I Salimbeni, signori di Tentennano sono tra le altre cose protagonisti di un’altra storia che si svolge un po’ più giù della Valdorcia, lungo la Cassia. I salimbeni infatti odiavano da sempre i Tolomei, un’altra potente famiglia senese. Tutto li divideva ad iniziare dalle simpatie politiche, infatti, i primi erano ghibellini, i secondi guelfi ed ogni occasione era buona per scontrarsi. La situazione era diventata veramente insostenibile, cosicché nel 1337, nel Giorno dell’Angelo, si cercò di creare un’occasione per portare un po’ di pace fra le due consorterie. L’incombenza fu assunta, di buon grado, dai contradaioli del Bruco, che organizzarono, fra le vigne, un pranzo al quale avrebbero partecipato diciotto Salimbeni e altrettanti Tolomei. La scampagnata pacificatrice si svolse nella migliore delle maniere. I piatti si susseguirono abbondanti fra la serena soddisfazione dei commensali, fino a quando fu portato un vassoio con diciotto tordi, una rarità vista la stagione.

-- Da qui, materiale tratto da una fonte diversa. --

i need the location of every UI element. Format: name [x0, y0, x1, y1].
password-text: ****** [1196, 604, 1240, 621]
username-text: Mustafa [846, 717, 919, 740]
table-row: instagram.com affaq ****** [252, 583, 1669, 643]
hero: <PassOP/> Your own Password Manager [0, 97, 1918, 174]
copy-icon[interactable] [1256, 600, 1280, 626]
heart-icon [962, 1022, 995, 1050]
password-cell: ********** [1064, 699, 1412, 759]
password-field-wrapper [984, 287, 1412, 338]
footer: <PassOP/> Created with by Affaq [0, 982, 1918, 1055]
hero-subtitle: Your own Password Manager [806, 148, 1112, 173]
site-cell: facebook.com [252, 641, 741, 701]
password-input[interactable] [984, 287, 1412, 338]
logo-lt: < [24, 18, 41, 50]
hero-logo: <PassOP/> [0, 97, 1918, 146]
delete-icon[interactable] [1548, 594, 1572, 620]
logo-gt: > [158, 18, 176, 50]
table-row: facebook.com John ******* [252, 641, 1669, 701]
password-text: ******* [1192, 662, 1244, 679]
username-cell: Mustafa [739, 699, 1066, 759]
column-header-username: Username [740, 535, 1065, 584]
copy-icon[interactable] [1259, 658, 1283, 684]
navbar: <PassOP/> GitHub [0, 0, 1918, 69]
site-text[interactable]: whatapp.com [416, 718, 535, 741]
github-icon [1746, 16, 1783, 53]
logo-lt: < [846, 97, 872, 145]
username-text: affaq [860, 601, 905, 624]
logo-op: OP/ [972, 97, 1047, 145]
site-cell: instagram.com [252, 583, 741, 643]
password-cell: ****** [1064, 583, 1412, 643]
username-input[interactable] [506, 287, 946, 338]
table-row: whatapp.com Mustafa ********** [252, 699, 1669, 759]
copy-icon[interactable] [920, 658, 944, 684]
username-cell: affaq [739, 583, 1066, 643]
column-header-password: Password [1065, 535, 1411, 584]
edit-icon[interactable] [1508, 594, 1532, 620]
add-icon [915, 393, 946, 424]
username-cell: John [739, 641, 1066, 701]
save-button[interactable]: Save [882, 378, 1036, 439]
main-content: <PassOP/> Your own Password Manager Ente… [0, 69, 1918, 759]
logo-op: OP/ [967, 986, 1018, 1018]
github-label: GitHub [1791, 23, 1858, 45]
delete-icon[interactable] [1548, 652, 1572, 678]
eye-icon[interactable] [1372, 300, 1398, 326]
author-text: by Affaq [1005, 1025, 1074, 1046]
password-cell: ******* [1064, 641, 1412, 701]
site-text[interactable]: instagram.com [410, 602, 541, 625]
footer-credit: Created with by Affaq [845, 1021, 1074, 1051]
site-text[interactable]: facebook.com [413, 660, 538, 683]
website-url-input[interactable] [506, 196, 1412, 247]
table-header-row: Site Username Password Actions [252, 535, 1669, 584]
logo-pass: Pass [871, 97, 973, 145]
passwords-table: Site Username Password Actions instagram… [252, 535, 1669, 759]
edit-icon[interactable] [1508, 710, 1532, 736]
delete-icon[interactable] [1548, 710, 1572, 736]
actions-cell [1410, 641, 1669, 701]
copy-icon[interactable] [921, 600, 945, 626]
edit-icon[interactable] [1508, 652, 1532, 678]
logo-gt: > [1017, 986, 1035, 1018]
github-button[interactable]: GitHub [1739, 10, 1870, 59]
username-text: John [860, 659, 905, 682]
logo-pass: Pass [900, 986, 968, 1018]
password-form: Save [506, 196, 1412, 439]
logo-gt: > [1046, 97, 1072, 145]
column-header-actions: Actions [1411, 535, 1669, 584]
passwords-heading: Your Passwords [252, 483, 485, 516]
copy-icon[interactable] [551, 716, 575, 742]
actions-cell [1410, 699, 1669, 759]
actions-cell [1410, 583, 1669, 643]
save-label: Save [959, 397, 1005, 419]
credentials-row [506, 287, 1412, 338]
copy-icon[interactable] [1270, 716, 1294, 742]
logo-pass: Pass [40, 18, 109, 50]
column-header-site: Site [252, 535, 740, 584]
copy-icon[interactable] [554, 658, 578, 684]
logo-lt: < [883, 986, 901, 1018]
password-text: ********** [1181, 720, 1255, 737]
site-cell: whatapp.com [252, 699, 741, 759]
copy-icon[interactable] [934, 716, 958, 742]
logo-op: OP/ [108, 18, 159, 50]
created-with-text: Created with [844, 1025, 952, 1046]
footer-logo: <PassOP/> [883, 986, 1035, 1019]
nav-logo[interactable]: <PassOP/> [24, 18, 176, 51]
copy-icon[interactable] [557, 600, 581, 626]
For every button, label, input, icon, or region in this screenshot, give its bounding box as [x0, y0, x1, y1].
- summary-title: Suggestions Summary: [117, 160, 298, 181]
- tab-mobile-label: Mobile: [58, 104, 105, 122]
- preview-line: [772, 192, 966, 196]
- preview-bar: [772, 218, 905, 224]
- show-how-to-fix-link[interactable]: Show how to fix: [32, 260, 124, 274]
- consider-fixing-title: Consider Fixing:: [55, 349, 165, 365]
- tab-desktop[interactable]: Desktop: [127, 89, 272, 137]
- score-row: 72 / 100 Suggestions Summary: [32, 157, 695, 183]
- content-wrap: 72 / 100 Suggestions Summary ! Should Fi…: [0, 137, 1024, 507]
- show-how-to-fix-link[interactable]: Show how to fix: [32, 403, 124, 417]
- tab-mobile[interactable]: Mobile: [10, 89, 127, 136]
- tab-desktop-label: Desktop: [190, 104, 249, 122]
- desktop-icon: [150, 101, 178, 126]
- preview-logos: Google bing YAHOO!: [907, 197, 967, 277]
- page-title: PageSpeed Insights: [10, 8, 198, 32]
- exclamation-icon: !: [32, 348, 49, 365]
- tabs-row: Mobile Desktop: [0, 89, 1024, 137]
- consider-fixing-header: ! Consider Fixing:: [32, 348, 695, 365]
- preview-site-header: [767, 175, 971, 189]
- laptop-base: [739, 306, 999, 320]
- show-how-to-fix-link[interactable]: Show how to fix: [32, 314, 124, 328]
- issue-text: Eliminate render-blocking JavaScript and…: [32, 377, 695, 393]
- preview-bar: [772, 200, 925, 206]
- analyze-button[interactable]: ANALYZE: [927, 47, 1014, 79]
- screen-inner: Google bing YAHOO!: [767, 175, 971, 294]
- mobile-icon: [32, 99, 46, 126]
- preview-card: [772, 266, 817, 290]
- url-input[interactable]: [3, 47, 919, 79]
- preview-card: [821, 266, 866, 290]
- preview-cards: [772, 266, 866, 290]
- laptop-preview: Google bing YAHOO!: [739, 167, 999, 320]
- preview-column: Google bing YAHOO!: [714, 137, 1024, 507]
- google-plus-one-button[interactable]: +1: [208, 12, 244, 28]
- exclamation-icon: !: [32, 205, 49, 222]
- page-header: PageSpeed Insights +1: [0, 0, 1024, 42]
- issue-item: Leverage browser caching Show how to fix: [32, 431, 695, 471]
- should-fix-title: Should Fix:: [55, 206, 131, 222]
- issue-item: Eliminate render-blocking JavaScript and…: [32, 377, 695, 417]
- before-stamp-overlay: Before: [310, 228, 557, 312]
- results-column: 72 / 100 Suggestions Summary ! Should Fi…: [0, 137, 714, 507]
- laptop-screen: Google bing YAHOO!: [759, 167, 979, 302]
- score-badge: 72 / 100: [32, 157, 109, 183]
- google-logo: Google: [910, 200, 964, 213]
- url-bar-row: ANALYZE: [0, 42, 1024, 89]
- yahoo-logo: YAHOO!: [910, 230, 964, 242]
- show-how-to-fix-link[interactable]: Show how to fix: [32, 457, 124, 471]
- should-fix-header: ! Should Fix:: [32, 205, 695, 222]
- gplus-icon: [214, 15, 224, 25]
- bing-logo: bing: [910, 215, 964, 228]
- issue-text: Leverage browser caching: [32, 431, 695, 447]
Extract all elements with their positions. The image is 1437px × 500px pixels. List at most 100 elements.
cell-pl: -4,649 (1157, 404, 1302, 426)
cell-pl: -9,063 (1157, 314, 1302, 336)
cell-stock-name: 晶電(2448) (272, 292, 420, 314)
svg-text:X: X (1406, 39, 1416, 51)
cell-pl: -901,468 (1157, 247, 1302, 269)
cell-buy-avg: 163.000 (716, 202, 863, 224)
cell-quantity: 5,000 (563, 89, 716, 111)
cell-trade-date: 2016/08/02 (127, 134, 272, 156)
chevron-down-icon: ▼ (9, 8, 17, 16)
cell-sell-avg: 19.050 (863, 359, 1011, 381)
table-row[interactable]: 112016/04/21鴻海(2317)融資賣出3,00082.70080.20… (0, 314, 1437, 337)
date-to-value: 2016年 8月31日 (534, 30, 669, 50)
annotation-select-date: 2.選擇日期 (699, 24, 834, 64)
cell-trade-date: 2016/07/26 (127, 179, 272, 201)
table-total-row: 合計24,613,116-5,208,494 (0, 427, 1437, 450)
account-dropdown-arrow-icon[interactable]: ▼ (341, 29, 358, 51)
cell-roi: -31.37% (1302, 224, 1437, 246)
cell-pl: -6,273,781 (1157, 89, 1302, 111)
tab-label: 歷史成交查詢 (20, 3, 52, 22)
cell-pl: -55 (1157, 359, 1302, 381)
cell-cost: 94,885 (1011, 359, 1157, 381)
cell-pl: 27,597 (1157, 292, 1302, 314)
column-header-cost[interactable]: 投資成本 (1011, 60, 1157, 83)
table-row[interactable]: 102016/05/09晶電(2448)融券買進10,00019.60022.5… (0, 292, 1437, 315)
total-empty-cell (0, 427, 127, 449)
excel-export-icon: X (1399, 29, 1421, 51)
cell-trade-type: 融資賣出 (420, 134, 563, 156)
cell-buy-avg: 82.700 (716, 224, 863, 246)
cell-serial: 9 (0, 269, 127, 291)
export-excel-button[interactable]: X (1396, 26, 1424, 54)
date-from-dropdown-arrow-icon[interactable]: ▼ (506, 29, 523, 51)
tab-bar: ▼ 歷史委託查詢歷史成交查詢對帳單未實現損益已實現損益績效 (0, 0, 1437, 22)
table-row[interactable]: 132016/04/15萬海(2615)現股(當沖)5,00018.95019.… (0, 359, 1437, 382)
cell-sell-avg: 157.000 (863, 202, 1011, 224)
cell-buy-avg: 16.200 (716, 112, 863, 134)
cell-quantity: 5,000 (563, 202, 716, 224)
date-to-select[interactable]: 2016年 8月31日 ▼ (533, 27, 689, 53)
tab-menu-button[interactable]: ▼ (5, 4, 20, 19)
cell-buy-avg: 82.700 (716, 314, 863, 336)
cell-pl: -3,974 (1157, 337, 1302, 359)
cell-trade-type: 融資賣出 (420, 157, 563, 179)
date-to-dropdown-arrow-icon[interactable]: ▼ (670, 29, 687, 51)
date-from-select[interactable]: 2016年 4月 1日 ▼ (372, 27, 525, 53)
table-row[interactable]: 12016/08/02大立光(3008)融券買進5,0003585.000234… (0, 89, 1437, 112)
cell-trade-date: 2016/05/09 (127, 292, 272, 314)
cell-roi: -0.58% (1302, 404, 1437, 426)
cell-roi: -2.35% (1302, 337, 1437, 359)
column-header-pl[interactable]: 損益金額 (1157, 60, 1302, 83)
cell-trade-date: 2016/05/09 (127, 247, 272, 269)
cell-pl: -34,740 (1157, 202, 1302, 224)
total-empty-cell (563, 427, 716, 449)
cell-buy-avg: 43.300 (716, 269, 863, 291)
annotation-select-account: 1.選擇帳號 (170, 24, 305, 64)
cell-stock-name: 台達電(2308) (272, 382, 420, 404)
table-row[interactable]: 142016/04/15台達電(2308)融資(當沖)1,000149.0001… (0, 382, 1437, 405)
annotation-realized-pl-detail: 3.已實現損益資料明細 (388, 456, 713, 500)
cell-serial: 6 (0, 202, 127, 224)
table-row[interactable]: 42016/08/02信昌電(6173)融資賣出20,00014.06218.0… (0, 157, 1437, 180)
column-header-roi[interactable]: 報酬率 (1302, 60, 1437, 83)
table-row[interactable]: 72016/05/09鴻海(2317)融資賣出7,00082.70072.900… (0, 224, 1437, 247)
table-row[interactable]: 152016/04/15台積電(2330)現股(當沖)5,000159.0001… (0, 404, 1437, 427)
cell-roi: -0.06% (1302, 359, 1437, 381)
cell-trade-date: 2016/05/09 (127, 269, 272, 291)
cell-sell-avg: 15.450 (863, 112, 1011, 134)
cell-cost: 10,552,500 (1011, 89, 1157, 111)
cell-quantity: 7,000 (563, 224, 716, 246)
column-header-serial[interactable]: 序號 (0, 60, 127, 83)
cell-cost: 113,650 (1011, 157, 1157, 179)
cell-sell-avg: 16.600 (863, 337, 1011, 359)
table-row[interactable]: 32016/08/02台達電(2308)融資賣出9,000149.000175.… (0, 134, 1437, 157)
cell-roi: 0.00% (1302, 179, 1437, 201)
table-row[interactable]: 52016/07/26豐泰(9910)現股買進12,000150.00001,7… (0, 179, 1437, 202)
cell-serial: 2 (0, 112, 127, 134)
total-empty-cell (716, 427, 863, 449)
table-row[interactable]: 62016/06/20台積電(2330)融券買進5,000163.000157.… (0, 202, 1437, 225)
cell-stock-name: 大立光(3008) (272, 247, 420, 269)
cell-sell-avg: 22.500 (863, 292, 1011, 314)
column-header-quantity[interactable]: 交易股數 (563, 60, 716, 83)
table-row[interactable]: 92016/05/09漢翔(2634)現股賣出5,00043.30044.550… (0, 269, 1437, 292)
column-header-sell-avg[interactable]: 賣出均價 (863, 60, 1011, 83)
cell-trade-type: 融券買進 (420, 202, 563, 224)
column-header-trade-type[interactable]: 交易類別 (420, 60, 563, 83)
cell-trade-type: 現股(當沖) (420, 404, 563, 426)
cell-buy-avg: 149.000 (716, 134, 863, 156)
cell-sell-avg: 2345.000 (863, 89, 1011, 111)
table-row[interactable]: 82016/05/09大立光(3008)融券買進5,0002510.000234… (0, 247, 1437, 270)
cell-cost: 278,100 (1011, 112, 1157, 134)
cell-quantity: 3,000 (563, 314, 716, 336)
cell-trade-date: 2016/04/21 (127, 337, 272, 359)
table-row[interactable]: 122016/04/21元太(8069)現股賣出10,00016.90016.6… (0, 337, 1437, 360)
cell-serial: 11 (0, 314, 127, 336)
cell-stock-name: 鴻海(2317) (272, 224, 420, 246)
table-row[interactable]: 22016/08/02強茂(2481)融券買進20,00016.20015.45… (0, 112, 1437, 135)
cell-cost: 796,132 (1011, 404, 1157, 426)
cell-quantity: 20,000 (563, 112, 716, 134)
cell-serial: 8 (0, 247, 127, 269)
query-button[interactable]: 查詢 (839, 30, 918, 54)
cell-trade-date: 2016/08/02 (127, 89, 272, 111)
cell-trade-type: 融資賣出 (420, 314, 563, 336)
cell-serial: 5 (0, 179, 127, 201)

I Tolomei, a quel punto, presi da frenesia, se ne appropriarono senza riguardo per gli altri che, irati, misero mano alle armi e li uccisero al grido “a ognuno il suo”. Così, quella che doveva essere la merenda della pace si trasformò in una strage che originò nuovi odi, rancori e vendette.
Ancora oggi una località lungo la Cassia porta, in ricordo della strage, il nome di “Malamerenda”.
Si narra che i diciotto Tolomei siano sepolti sotto una scalinata nel chiostro della chiesa di San Francesco a Siena.